The advancement of the national health IT agenda can transform the landscape of health care in America.  Broad application and use of health IT has the potential to decrease and even prevent disparities in health care access and quality.  ONC has been increasing activities to ensure the coordination of federal, state and local government and the private sector efforts to transition to an environment of electronic health information exchange.  ONC aims to lead the nation in the development and nationwide implementation of interoperable health IT to improve quality and efficiency of health care and allow consumers to manage their health.

Coordinated efforts across the public and private sectors are working to make sure all communities benefit from the nationwide implementation of interoperable health IT utilizing existing infrastructure.  Through our work together with stakeholders, HHS has made more progress in moving health IT forward in the last three years than in the previous two decades.

Mr. Chairman, thank you for the opportunity to appear before you today.

 

Appendix

Transformation Grants

Generally, the Federal Government supports the adoption of HIT as the normal cost of doing business.  The Administration does not support the provision of financial incentives to encourage the adoption of HIT – adoption should be market driven.  Section 6081 of the Deficit Reduction Act (DRA) of 2005 appropriated $150 million in non-Medicaid grant funds to States for the adoption of innovative methods to improve the effectiveness and efficiency in providing medical assistance under the Medicaid program (P.L.109-171).  These Medicaid “transformation grants” are to be distributed over fiscal years 2007 and 2008. Transformation grants represent a limited demonstration, funded by mandatory funding, and are considered outside of typical Medicaid reimbursement.   
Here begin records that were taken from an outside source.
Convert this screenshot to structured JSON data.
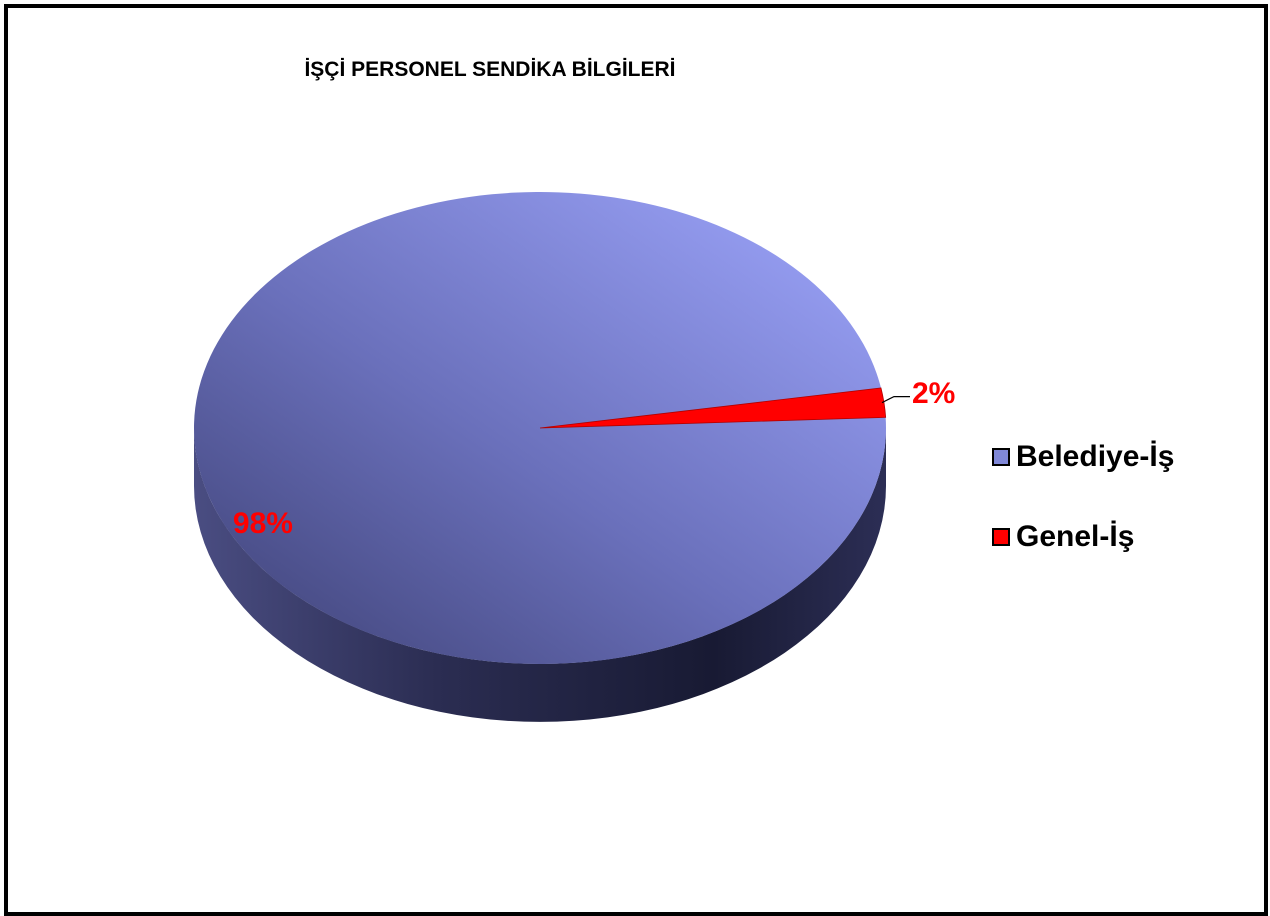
{
  "chart_data": {
    "type": "pie",
    "title": "İŞÇİ PERSONEL SENDİKA BİLGİLERİ",
    "slices": [
      {
        "label": "Belediye-İş",
        "value": 98,
        "display": "98%",
        "color": "#8088d8"
      },
      {
        "label": "Genel-İş",
        "value": 2,
        "display": "2%",
        "color": "#ff0000"
      }
    ],
    "legend": "right",
    "style": "3d"
  }
}
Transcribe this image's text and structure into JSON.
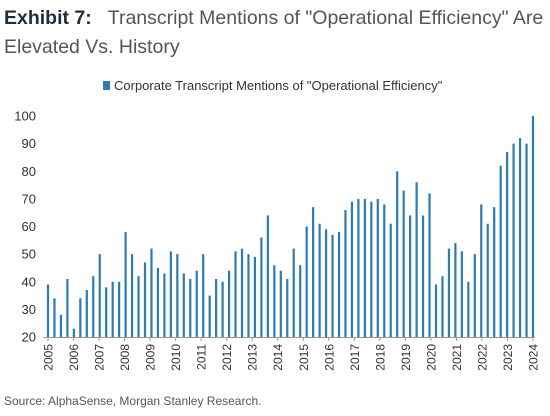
{
  "title": {
    "exhibit": "Exhibit 7:",
    "text": "Transcript Mentions of \"Operational Efficiency\" Are Elevated Vs. History"
  },
  "source": "Source: AlphaSense, Morgan Stanley Research.",
  "chart_data": {
    "type": "bar",
    "title": "",
    "xlabel": "",
    "ylabel": "",
    "ylim": [
      20,
      100
    ],
    "yticks": [
      20,
      30,
      40,
      50,
      60,
      70,
      80,
      90,
      100
    ],
    "grid": false,
    "legend_position": "top",
    "color": "#2b7bb5",
    "xtick_labels": [
      "2005",
      "2006",
      "2007",
      "2008",
      "2009",
      "2010",
      "2011",
      "2012",
      "2013",
      "2014",
      "2015",
      "2016",
      "2017",
      "2018",
      "2019",
      "2020",
      "2021",
      "2022",
      "2023",
      "2024"
    ],
    "series": [
      {
        "name": "Corporate Transcript Mentions of \"Operational Efficiency\"",
        "values": [
          39,
          34,
          28,
          41,
          23,
          34,
          37,
          42,
          50,
          38,
          40,
          40,
          58,
          50,
          42,
          47,
          52,
          45,
          43,
          51,
          50,
          43,
          41,
          44,
          50,
          35,
          41,
          40,
          44,
          51,
          52,
          50,
          49,
          56,
          64,
          46,
          44,
          41,
          52,
          46,
          60,
          67,
          61,
          59,
          57,
          58,
          66,
          69,
          70,
          70,
          69,
          70,
          68,
          61,
          80,
          73,
          64,
          76,
          64,
          72,
          39,
          42,
          52,
          54,
          51,
          40,
          50,
          68,
          61,
          67,
          82,
          87,
          90,
          92,
          90,
          100
        ]
      }
    ]
  }
}
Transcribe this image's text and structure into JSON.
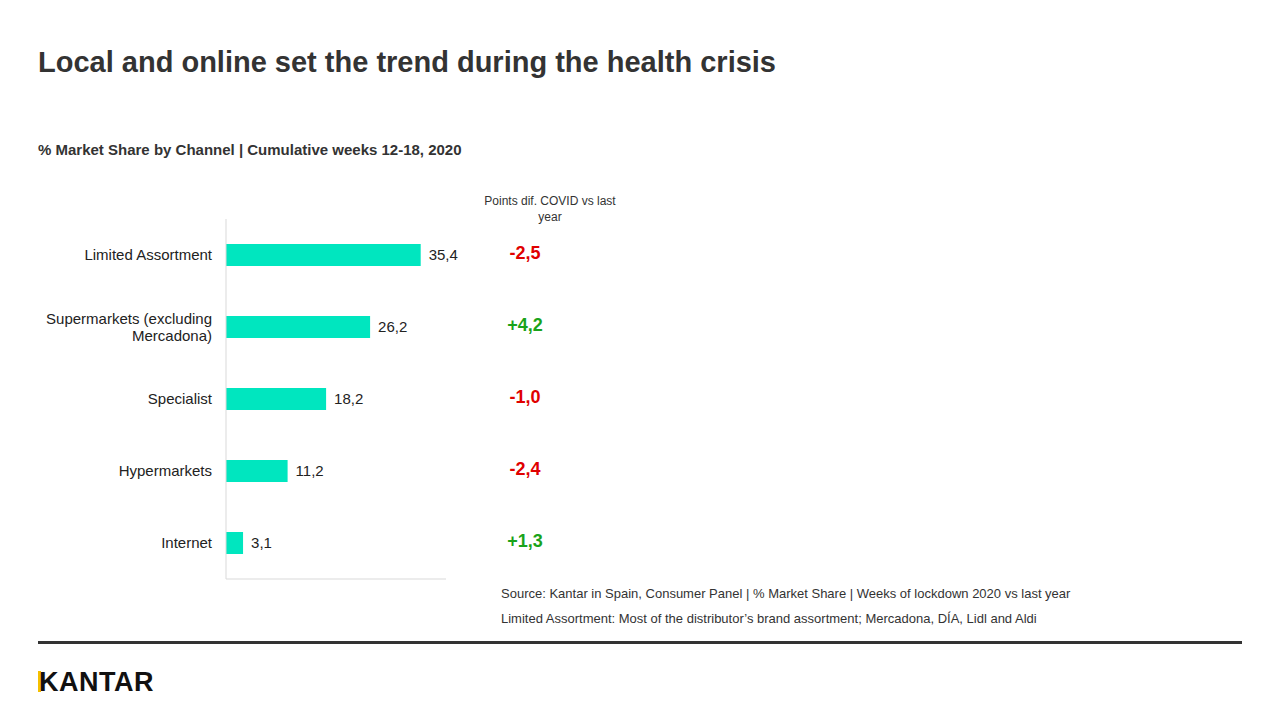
{
  "chart_data": {
    "type": "bar",
    "orientation": "horizontal",
    "title": "Local and online set the trend during the health crisis",
    "subtitle": "% Market Share by Channel | Cumulative weeks 12-18, 2020",
    "categories": [
      "Limited Assortment",
      "Supermarkets (excluding Mercadona)",
      "Specialist",
      "Hypermarkets",
      "Internet"
    ],
    "values": [
      35.4,
      26.2,
      18.2,
      11.2,
      3.1
    ],
    "value_labels": [
      "35,4",
      "26,2",
      "18,2",
      "11,2",
      "3,1"
    ],
    "color": "#00e6bf",
    "data_labels": true,
    "tick_labels": "y",
    "xlim": [
      0,
      40
    ],
    "difference_title": "Points dif. COVID vs last year",
    "differences": [
      -2.5,
      4.2,
      -1.0,
      -2.4,
      1.3
    ],
    "difference_labels": [
      "-2,5",
      "+4,2",
      "-1,0",
      "-2,4",
      "+1,3"
    ],
    "notes": [
      "Source: Kantar in Spain, Consumer Panel | % Market Share | Weeks of lockdown 2020 vs last year",
      "Limited Assortment: Most of the distributor’s brand assortment; Mercadona, DÍA, Lidl and Aldi"
    ],
    "logo": "KANTAR"
  }
}
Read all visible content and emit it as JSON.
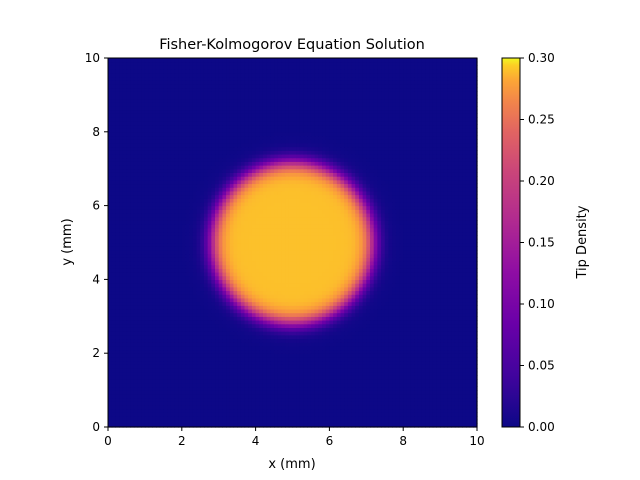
{
  "chart_data": {
    "type": "heatmap",
    "title": "Fisher-Kolmogorov Equation Solution",
    "xlabel": "x (mm)",
    "ylabel": "y (mm)",
    "xlim": [
      0,
      10
    ],
    "ylim": [
      0,
      10
    ],
    "x_ticks": [
      0,
      2,
      4,
      6,
      8,
      10
    ],
    "y_ticks": [
      0,
      2,
      4,
      6,
      8,
      10
    ],
    "colormap": "plasma",
    "colorbar": {
      "label": "Tip Density",
      "vmin": 0.0,
      "vmax": 0.3,
      "ticks": [
        "0.00",
        "0.05",
        "0.10",
        "0.15",
        "0.20",
        "0.25",
        "0.30"
      ]
    },
    "field": {
      "description_values": "radially symmetric front",
      "center": [
        5.0,
        5.0
      ],
      "front_radius": 2.2,
      "front_width": 0.12,
      "inside_value": 0.29,
      "outside_value": 0.0,
      "grid_resolution": 100
    },
    "grid": false
  }
}
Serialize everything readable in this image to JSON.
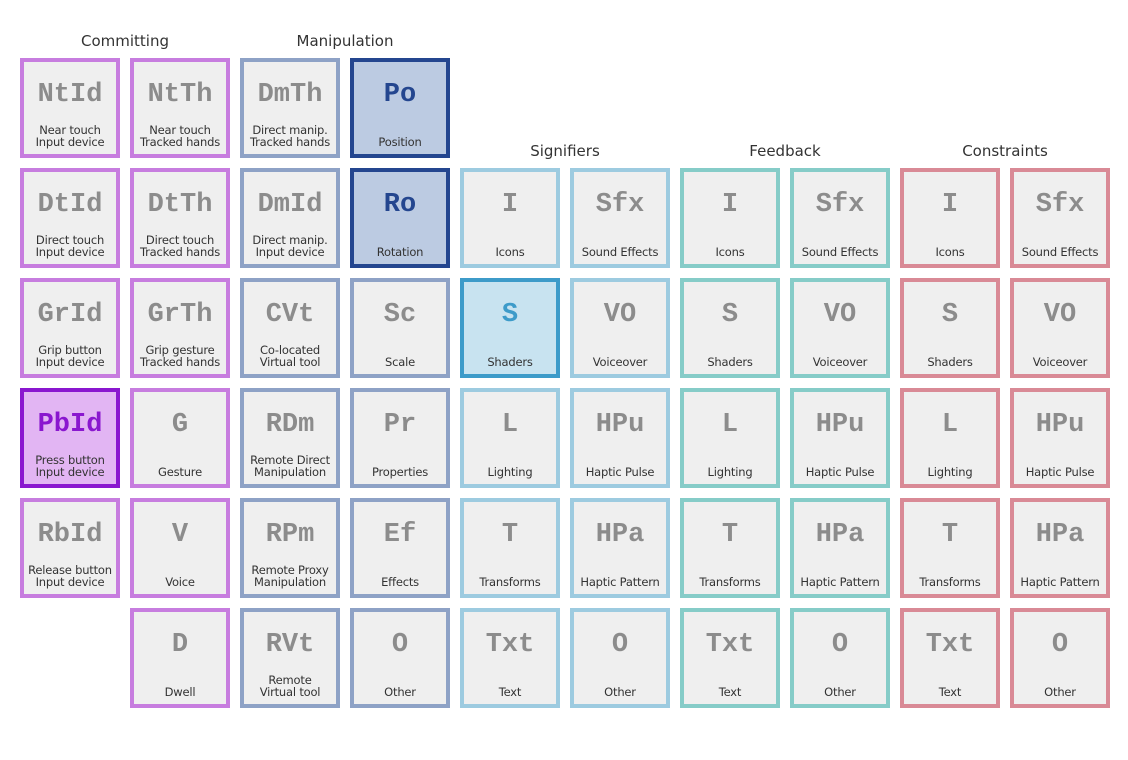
{
  "groups": [
    {
      "key": "commit",
      "title": "Committing"
    },
    {
      "key": "manip",
      "title": "Manipulation"
    },
    {
      "key": "sig",
      "title": "Signifiers"
    },
    {
      "key": "feed",
      "title": "Feedback"
    },
    {
      "key": "cons",
      "title": "Constraints"
    }
  ],
  "tiles": [
    {
      "group": "commit",
      "symbol": "NtId",
      "caption": [
        "Near touch",
        "Input device"
      ],
      "active": false
    },
    {
      "group": "commit",
      "symbol": "NtTh",
      "caption": [
        "Near touch",
        "Tracked hands"
      ],
      "active": false
    },
    {
      "group": "manip",
      "symbol": "DmTh",
      "caption": [
        "Direct manip.",
        "Tracked hands"
      ],
      "active": false
    },
    {
      "group": "manip",
      "symbol": "Po",
      "caption": [
        "Position"
      ],
      "active": true
    },
    {
      "group": "commit",
      "symbol": "DtId",
      "caption": [
        "Direct touch",
        "Input device"
      ],
      "active": false
    },
    {
      "group": "commit",
      "symbol": "DtTh",
      "caption": [
        "Direct touch",
        "Tracked hands"
      ],
      "active": false
    },
    {
      "group": "manip",
      "symbol": "DmId",
      "caption": [
        "Direct manip.",
        "Input device"
      ],
      "active": false
    },
    {
      "group": "manip",
      "symbol": "Ro",
      "caption": [
        "Rotation"
      ],
      "active": true
    },
    {
      "group": "sig",
      "symbol": "I",
      "caption": [
        "Icons"
      ],
      "active": false
    },
    {
      "group": "sig",
      "symbol": "Sfx",
      "caption": [
        "Sound Effects"
      ],
      "active": false
    },
    {
      "group": "feed",
      "symbol": "I",
      "caption": [
        "Icons"
      ],
      "active": false
    },
    {
      "group": "feed",
      "symbol": "Sfx",
      "caption": [
        "Sound Effects"
      ],
      "active": false
    },
    {
      "group": "cons",
      "symbol": "I",
      "caption": [
        "Icons"
      ],
      "active": false
    },
    {
      "group": "cons",
      "symbol": "Sfx",
      "caption": [
        "Sound Effects"
      ],
      "active": false
    },
    {
      "group": "commit",
      "symbol": "GrId",
      "caption": [
        "Grip button",
        "Input device"
      ],
      "active": false
    },
    {
      "group": "commit",
      "symbol": "GrTh",
      "caption": [
        "Grip gesture",
        "Tracked hands"
      ],
      "active": false
    },
    {
      "group": "manip",
      "symbol": "CVt",
      "caption": [
        "Co-located",
        "Virtual tool"
      ],
      "active": false
    },
    {
      "group": "manip",
      "symbol": "Sc",
      "caption": [
        "Scale"
      ],
      "active": false
    },
    {
      "group": "sig",
      "symbol": "S",
      "caption": [
        "Shaders"
      ],
      "active": true
    },
    {
      "group": "sig",
      "symbol": "VO",
      "caption": [
        "Voiceover"
      ],
      "active": false
    },
    {
      "group": "feed",
      "symbol": "S",
      "caption": [
        "Shaders"
      ],
      "active": false
    },
    {
      "group": "feed",
      "symbol": "VO",
      "caption": [
        "Voiceover"
      ],
      "active": false
    },
    {
      "group": "cons",
      "symbol": "S",
      "caption": [
        "Shaders"
      ],
      "active": false
    },
    {
      "group": "cons",
      "symbol": "VO",
      "caption": [
        "Voiceover"
      ],
      "active": false
    },
    {
      "group": "commit",
      "symbol": "PbId",
      "caption": [
        "Press button",
        "Input device"
      ],
      "active": true
    },
    {
      "group": "commit",
      "symbol": "G",
      "caption": [
        "Gesture"
      ],
      "active": false
    },
    {
      "group": "manip",
      "symbol": "RDm",
      "caption": [
        "Remote Direct",
        "Manipulation"
      ],
      "active": false
    },
    {
      "group": "manip",
      "symbol": "Pr",
      "caption": [
        "Properties"
      ],
      "active": false
    },
    {
      "group": "sig",
      "symbol": "L",
      "caption": [
        "Lighting"
      ],
      "active": false
    },
    {
      "group": "sig",
      "symbol": "HPu",
      "caption": [
        "Haptic Pulse"
      ],
      "active": false
    },
    {
      "group": "feed",
      "symbol": "L",
      "caption": [
        "Lighting"
      ],
      "active": false
    },
    {
      "group": "feed",
      "symbol": "HPu",
      "caption": [
        "Haptic Pulse"
      ],
      "active": false
    },
    {
      "group": "cons",
      "symbol": "L",
      "caption": [
        "Lighting"
      ],
      "active": false
    },
    {
      "group": "cons",
      "symbol": "HPu",
      "caption": [
        "Haptic Pulse"
      ],
      "active": false
    },
    {
      "group": "commit",
      "symbol": "RbId",
      "caption": [
        "Release button",
        "Input device"
      ],
      "active": false
    },
    {
      "group": "commit",
      "symbol": "V",
      "caption": [
        "Voice"
      ],
      "active": false
    },
    {
      "group": "manip",
      "symbol": "RPm",
      "caption": [
        "Remote Proxy",
        "Manipulation"
      ],
      "active": false
    },
    {
      "group": "manip",
      "symbol": "Ef",
      "caption": [
        "Effects"
      ],
      "active": false
    },
    {
      "group": "sig",
      "symbol": "T",
      "caption": [
        "Transforms"
      ],
      "active": false
    },
    {
      "group": "sig",
      "symbol": "HPa",
      "caption": [
        "Haptic Pattern"
      ],
      "active": false
    },
    {
      "group": "feed",
      "symbol": "T",
      "caption": [
        "Transforms"
      ],
      "active": false
    },
    {
      "group": "feed",
      "symbol": "HPa",
      "caption": [
        "Haptic Pattern"
      ],
      "active": false
    },
    {
      "group": "cons",
      "symbol": "T",
      "caption": [
        "Transforms"
      ],
      "active": false
    },
    {
      "group": "cons",
      "symbol": "HPa",
      "caption": [
        "Haptic Pattern"
      ],
      "active": false
    },
    {
      "group": "commit",
      "symbol": "D",
      "caption": [
        "Dwell"
      ],
      "active": false
    },
    {
      "group": "manip",
      "symbol": "RVt",
      "caption": [
        "Remote",
        "Virtual tool"
      ],
      "active": false
    },
    {
      "group": "manip",
      "symbol": "O",
      "caption": [
        "Other"
      ],
      "active": false
    },
    {
      "group": "sig",
      "symbol": "Txt",
      "caption": [
        "Text"
      ],
      "active": false
    },
    {
      "group": "sig",
      "symbol": "O",
      "caption": [
        "Other"
      ],
      "active": false
    },
    {
      "group": "feed",
      "symbol": "Txt",
      "caption": [
        "Text"
      ],
      "active": false
    },
    {
      "group": "feed",
      "symbol": "O",
      "caption": [
        "Other"
      ],
      "active": false
    },
    {
      "group": "cons",
      "symbol": "Txt",
      "caption": [
        "Text"
      ],
      "active": false
    },
    {
      "group": "cons",
      "symbol": "O",
      "caption": [
        "Other"
      ],
      "active": false
    }
  ]
}
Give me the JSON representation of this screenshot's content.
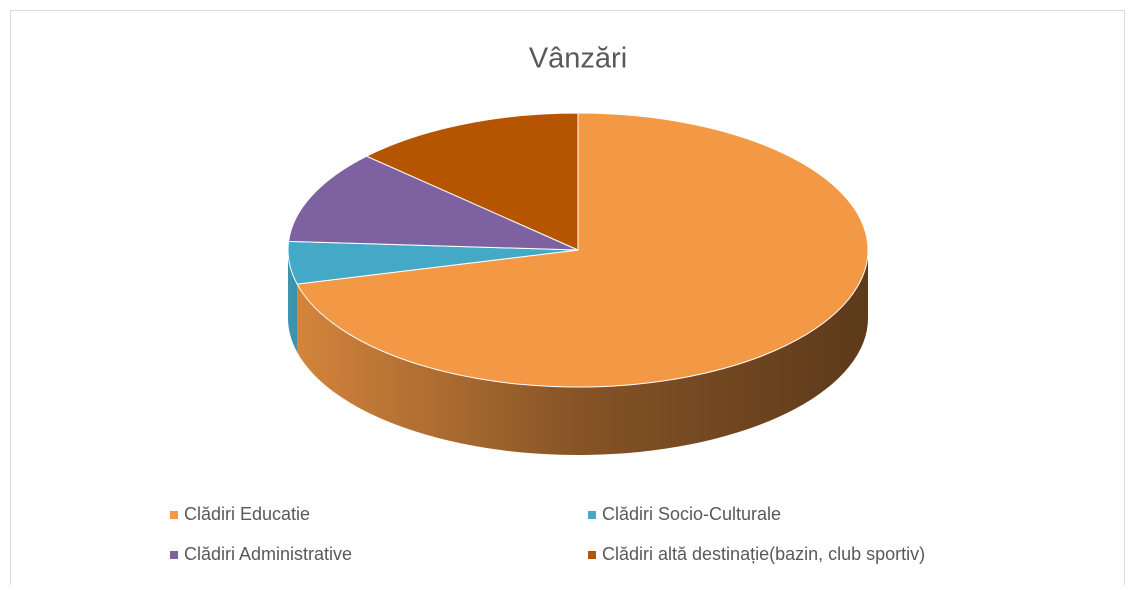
{
  "chart_data": {
    "type": "pie3d",
    "title": "Vânzări",
    "categories": [
      "Clădiri Educatie",
      "Clădiri Socio-Culturale",
      "Clădiri Administrative",
      "Clădiri altă destinație(bazin, club sportiv)"
    ],
    "values": [
      71,
      5,
      11,
      13
    ],
    "colors": [
      "#f39845",
      "#44a9c7",
      "#7e61a0",
      "#b55502"
    ],
    "legend": "bottom"
  }
}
The CMS issued two grant solicitations, in July 2006 and April 2007, to States for transformation grant applications.  All State Medicaid agencies were eligible to apply.  Grant awards were based on the number of States that applied and met the grant criteria by following the statutory requirements to implement innovative methods to administer the Medicaid program.  The DRA called for proposals for the following program categories:

  • reducing patient error rates by developing and implementing interoperable health information technology;
  • decreasing Medicaid waste, fraud and abuse;
  • increasing the use of generic drugs; improving quality of health care and health outcomes;
  • implementing medication risk management programs;
  • increasing access to primary and specialty physician care for the uninsured; establishing medication risk management programs; and
  • improving rates of collection from estates owed under Medicaid.     

States could develop more than one program to achieve the DRA objectives through transformation grant awards.  An overwhelming number of proposals received by CMS involved health information technology (health IT).  Health IT has the potential to impact all phases of health care delivery in the United States, but for the purposes of these transformation grant awards, the development of interoperable electronic health records, electronic clinical decision support tools, and e-prescribing programs were all permissible uses.  A smaller number of grants are using health information technology as a vehicle to collect, track and analyze clinical data for quality and programmatic benchmarks.

  Collectively, almost $150,000,000 has been awarded by CMS to States for the development of innovative programs to improve health care delivery under Medicaid.  States are required to submit a program evaluation report, as a condition of receipt of funding, and CMS will then evaluate the use of transformation grants across the nation.